A partir de ahí, Valeria empezó a buscar otras familias, a contactar a quienes habían vivido historias similares. Fue así como llegó a Carla y Vanessa, que habían empezado a visibilizar los casos en los medios, y a Adriana Franchesse, abogada y familiar de otra víctima, con quienes pudo compartir información, angustias y dudas que nadie más entendía. Para ella, el grupo se convirtió en refugio y guía, un lugar donde cada pregunta, cada temor, era comprendido.

Valeria no habla de política, aunque sabe que su caso podría ser usado con fines partidarios. Su reclamo es otro: justicia para su padre y para todos los afectados, que se cumpla la ley de trazabilidad, que ningún medicamento vuelva a circular sin control y que los responsables paguen hasta el último. No es solo su lucha, dice, es la de todas las familias que perdieron a padres, hijos, abuelos, nietos, amigos. Una lucha por contención, por respuestas, porque nadie más tenga que atravesar lo que ella vivió. Porque lo que pasó no puede repetirse, y nadie debería enfrentarlo solo.

Las familias, primero, fueron nombres sueltos en un grupo de WhatsApp. Móviles vibrando de madrugada, mensajes con informes médicos, preguntas sin respuesta. De esa conversación rota nació la idea de hacer algo afuera, de poner el cuerpo donde el dolor existe. El 16 de octubre, frente al Monumento a la Bandera, se reunieron. Llevaban fotos, flores, carpetas con el nombre de sus muertos. “Una se siente más acompañada”, dijeron. Porque antes de eso, estaban solas: en los pasillos de los hospitales donde nadie explicaba nada, en las oficinas donde sólo se hablaba en términos legales. Lo que había era bronca. Impotencia. Enojo. La sensación de que algo se había quebrado para siempre. ¿Cómo se llega a esto? ¿Cómo se escapa tanto de las manos?
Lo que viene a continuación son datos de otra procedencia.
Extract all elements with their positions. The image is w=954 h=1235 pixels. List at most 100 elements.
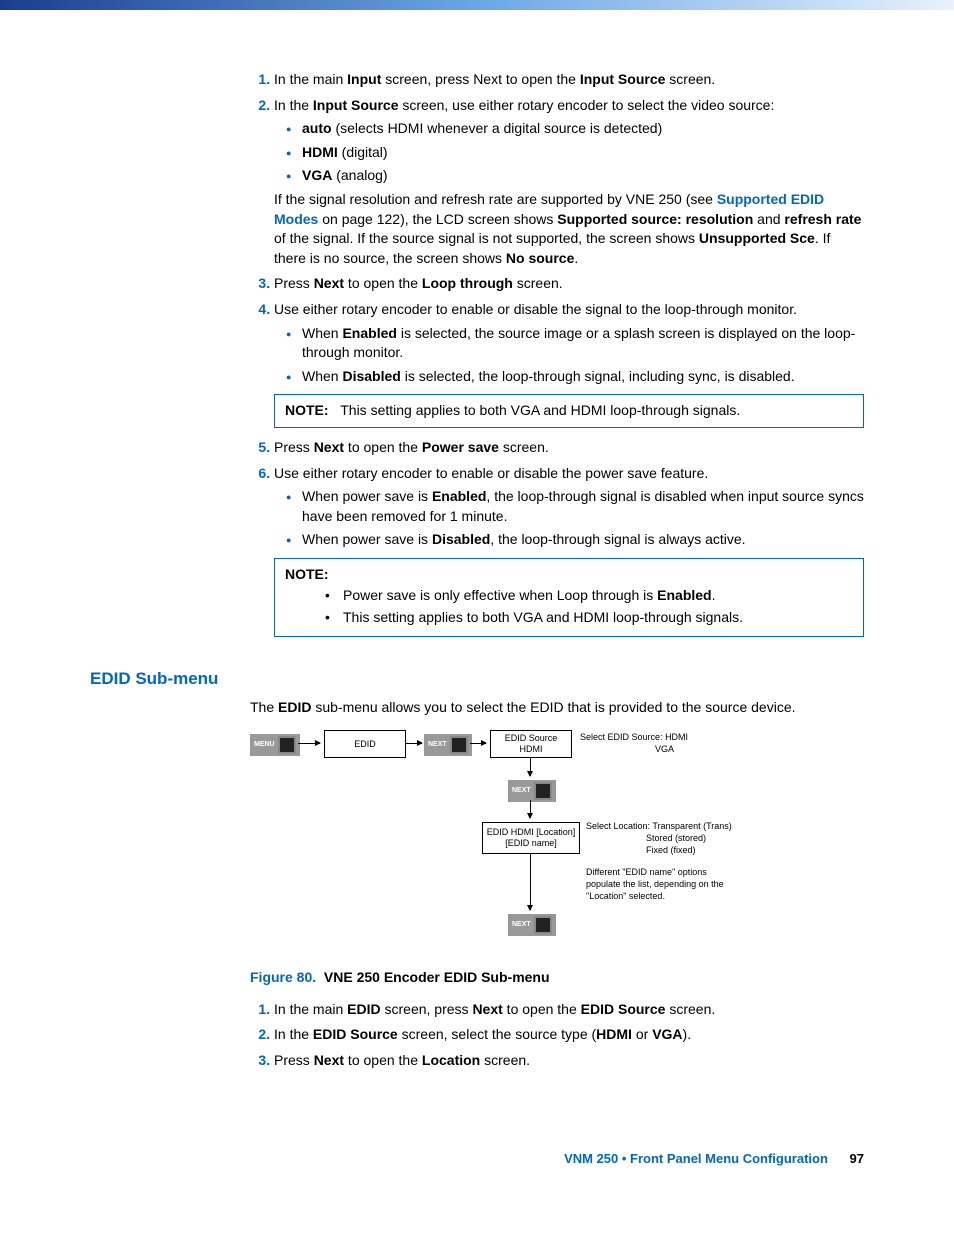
- list-item: When Enabled is selected, the source ima…: [302, 324, 864, 363]
- diagram-box-edid-source: EDID SourceHDMI: [490, 730, 572, 758]
- text: sub-menu allows you to select the EDID t…: [311, 699, 795, 715]
- bold: Next: [314, 1052, 344, 1068]
- label: MENU: [254, 740, 275, 750]
- arrow-icon: [406, 743, 422, 744]
- list-item: VGA (analog): [302, 166, 864, 186]
- sub-list: auto (selects HDMI whenever a digital so…: [288, 119, 864, 186]
- label: HDMI: [520, 744, 543, 755]
- text: (digital): [338, 144, 388, 160]
- label: EDID Source: [505, 733, 558, 744]
- next-button-icon: NEXT: [508, 914, 556, 936]
- text: If the signal resolution and refresh rat…: [274, 191, 717, 207]
- text: screen, use either rotary encoder to sel…: [398, 97, 774, 113]
- section-intro: The EDID sub-menu allows you to select t…: [250, 698, 864, 718]
- arrow-icon: [530, 854, 531, 910]
- knob-icon: [534, 782, 552, 800]
- note-label: NOTE:: [285, 566, 329, 582]
- text: screen.: [499, 439, 549, 455]
- step-6: Use either rotary encoder to enable or d…: [274, 464, 864, 637]
- bold: EDID Source: [581, 1001, 666, 1017]
- bold: Next: [472, 1001, 502, 1017]
- note-list: Power save is only effective when Loop t…: [325, 586, 853, 627]
- bold: EDID: [347, 1001, 380, 1017]
- text: screen.: [665, 1001, 715, 1017]
- edid-submenu-diagram: MENU EDID NEXT EDID SourceHDMI Select ED…: [250, 726, 740, 956]
- bold: No source: [506, 250, 574, 266]
- text: In the main: [274, 1001, 347, 1017]
- bold: Enabled: [432, 488, 486, 504]
- text: ).: [683, 1026, 692, 1042]
- knob-icon: [278, 736, 296, 754]
- footer-label: VNM 250 • Front Panel Menu Configuration: [564, 1151, 828, 1166]
- step-5: Press Next to open the Power save screen…: [274, 438, 864, 458]
- text: Press: [274, 439, 314, 455]
- text: , the loop-through signal is always acti…: [490, 531, 745, 547]
- sub-list: When power save is Enabled , the loop-thr…: [288, 487, 864, 550]
- bold: refresh rate: [784, 211, 861, 227]
- text: When power save is: [302, 531, 432, 547]
- bold: EDID: [278, 699, 311, 715]
- text: on page 122), the LCD screen shows: [318, 211, 557, 227]
- label: EDID HDMI [Location]: [487, 827, 576, 838]
- list-item: When Disabled is selected, the loop-thro…: [302, 367, 864, 387]
- arrow-icon: [298, 743, 320, 744]
- step-3: Press Next to open the Loop through scre…: [274, 274, 864, 294]
- text: screen, press: [381, 1001, 473, 1017]
- bold: HDMI: [596, 1026, 632, 1042]
- label: [EDID name]: [505, 838, 557, 849]
- section-heading: EDID Sub-menu: [90, 667, 864, 691]
- step-1: In the main Input screen, press Next to …: [274, 70, 864, 90]
- knob-icon: [450, 736, 468, 754]
- text: In the main: [274, 71, 347, 87]
- bold: Disabled: [432, 531, 490, 547]
- procedure-list-a: In the main Input screen, press Next to …: [250, 70, 864, 637]
- text: The: [250, 699, 278, 715]
- step-3: Press Next to open the Location screen.: [274, 1051, 864, 1071]
- top-border: [0, 0, 954, 10]
- text: screen.: [665, 71, 715, 87]
- note-item: This setting applies to both VGA and HDM…: [325, 608, 853, 628]
- text: This setting applies to both VGA and HDM…: [343, 609, 743, 625]
- page-footer: VNM 250 • Front Panel Menu Configuration…: [250, 1150, 864, 1168]
- bold: Supported source: resolution: [557, 211, 753, 227]
- figure-number: Figure 80.: [250, 969, 316, 985]
- bold: Disabled: [342, 368, 400, 384]
- bold: Next: [314, 275, 344, 291]
- note-box: NOTE: Power save is only effective when …: [274, 558, 864, 637]
- step-2: In the EDID Source screen, select the so…: [274, 1025, 864, 1045]
- text: (analog): [332, 167, 387, 183]
- label: Select EDID Source:: [580, 732, 663, 742]
- figure-title: VNE 250 Encoder EDID Sub-menu: [324, 969, 550, 985]
- bold: Location: [422, 1052, 480, 1068]
- text: Use either rotary encoder to enable or d…: [274, 465, 708, 481]
- text: of the signal. If the source signal is n…: [274, 230, 699, 246]
- bold: VGA: [302, 167, 332, 183]
- step-2: In the Input Source screen, use either r…: [274, 96, 864, 269]
- menu-button-icon: MENU: [250, 734, 300, 756]
- list-item: auto (selects HDMI whenever a digital so…: [302, 119, 864, 139]
- label: NEXT: [512, 786, 531, 796]
- bold: EDID Source: [313, 1026, 398, 1042]
- bold: Input Source: [313, 97, 399, 113]
- label: NEXT: [512, 920, 531, 930]
- text: In the: [274, 97, 313, 113]
- text: to open the: [344, 439, 422, 455]
- procedure-list-b: In the main EDID screen, press Next to o…: [250, 1000, 864, 1071]
- text: When: [302, 325, 342, 341]
- bold: HDMI: [302, 144, 338, 160]
- text: .: [574, 250, 578, 266]
- text: .: [712, 587, 716, 603]
- text: to open the: [344, 275, 422, 291]
- next-button-icon: NEXT: [424, 734, 472, 756]
- note-label: NOTE:: [285, 402, 329, 418]
- note-item: Power save is only effective when Loop t…: [325, 586, 853, 606]
- bold: Input: [347, 71, 381, 87]
- bold: Loop through: [422, 275, 513, 291]
- text: Power save is only effective when Loop t…: [343, 587, 657, 603]
- text: screen.: [513, 275, 563, 291]
- list-item: When power save is Disabled, the loop-th…: [302, 530, 864, 550]
- bold: Input Source: [580, 71, 666, 87]
- text: and: [753, 211, 784, 227]
- note-box: NOTE: This setting applies to both VGA a…: [274, 394, 864, 428]
- text: Press: [274, 1052, 314, 1068]
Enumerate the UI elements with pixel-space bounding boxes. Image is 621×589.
Hoy son 124 casos confirmados, pero todos saben que hay más. Que siguen apareciendo historias. Que todavía se está investigando. Por eso no se detienen. Lo que empezó como un grupo disperso ahora tiene forma de reclamo. En los últimos días, los legisladores anunciaron que una comisión del Congreso sesionará en Rosario para escuchar a las familias y avanzar en la investigación sobre el fentanilo adulterado. No es justicia, todavía. Pero es una puerta abierta. Una promesa de que alguien —por fin— va a escuchar.